Multitude: War and Democracy in the Age of Empire | |
Country: | United States |
Language: | English |
Release Date: | 2004 |
Media Type: | Print (Hardcover & Paperback) |
Pages: | 448 pp. |
Isbn: | 1-59420-024-6 |
Dewey: | 321.8 22 |
Congress: | JC423 .H364 2004 |
Oclc: | 54487542 |
Preceded By: | Empire |
Followed By: | Commonwealth |
Multitude: War and Democracy in the Age of Empire is a book by autonomous Marxist philosophers Antonio Negri and Michael Hardt that was published in 2004. It is the second installment of a "trilogy", also comprising Empire (2000) and Commonwealth (2009).
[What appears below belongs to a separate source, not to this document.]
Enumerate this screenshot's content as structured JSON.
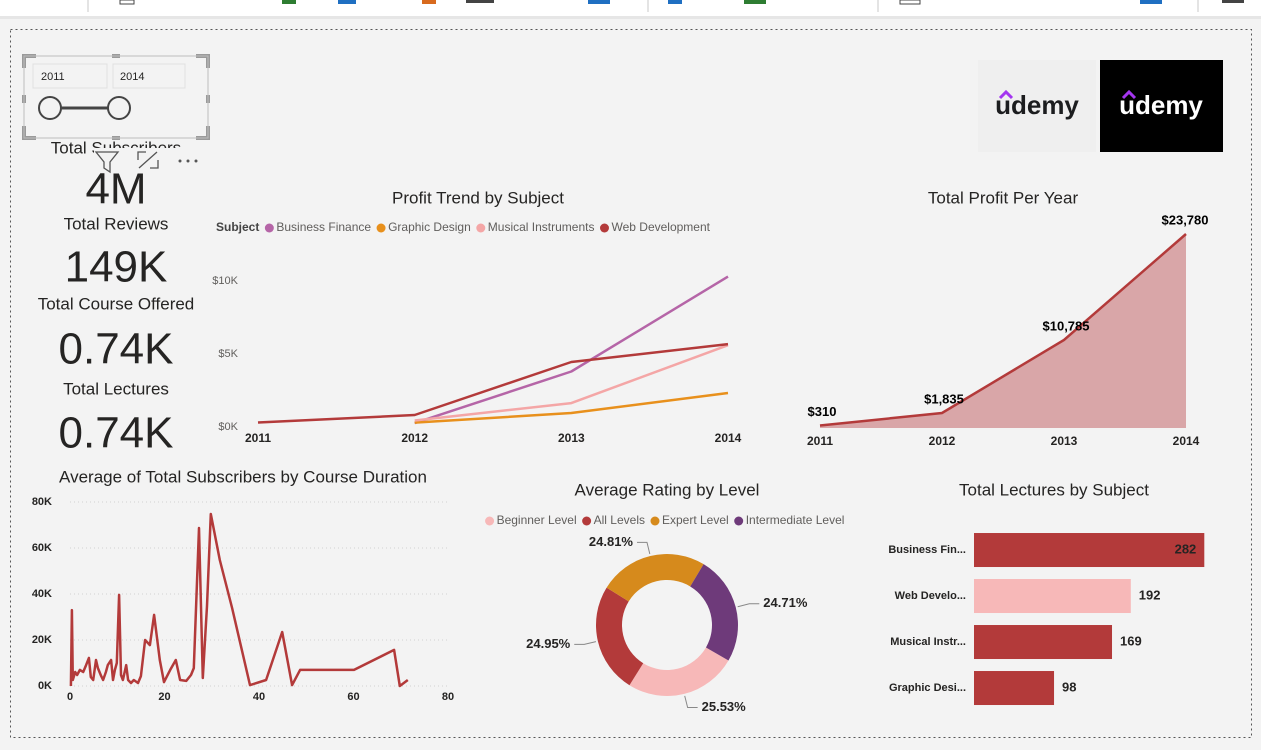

Multitude is divided into three sections: "War," which addresses the current "global civil war";[1] "Multitude," which elucidates the "multitude" as an "active social subject, which acts on the basis of what the singularities share in common"; and, "Democracy," which critiques traditional forms of political representation and gestures toward alternatives.
Multitude addresses these issues and elaborates on the assertion, in the Preface to Empire, that:
"The creative forces of the multitude that sustain Empire are also capable of autonomously constructing a counter-Empire, an alternative political organization of global flows and exchanges."[2]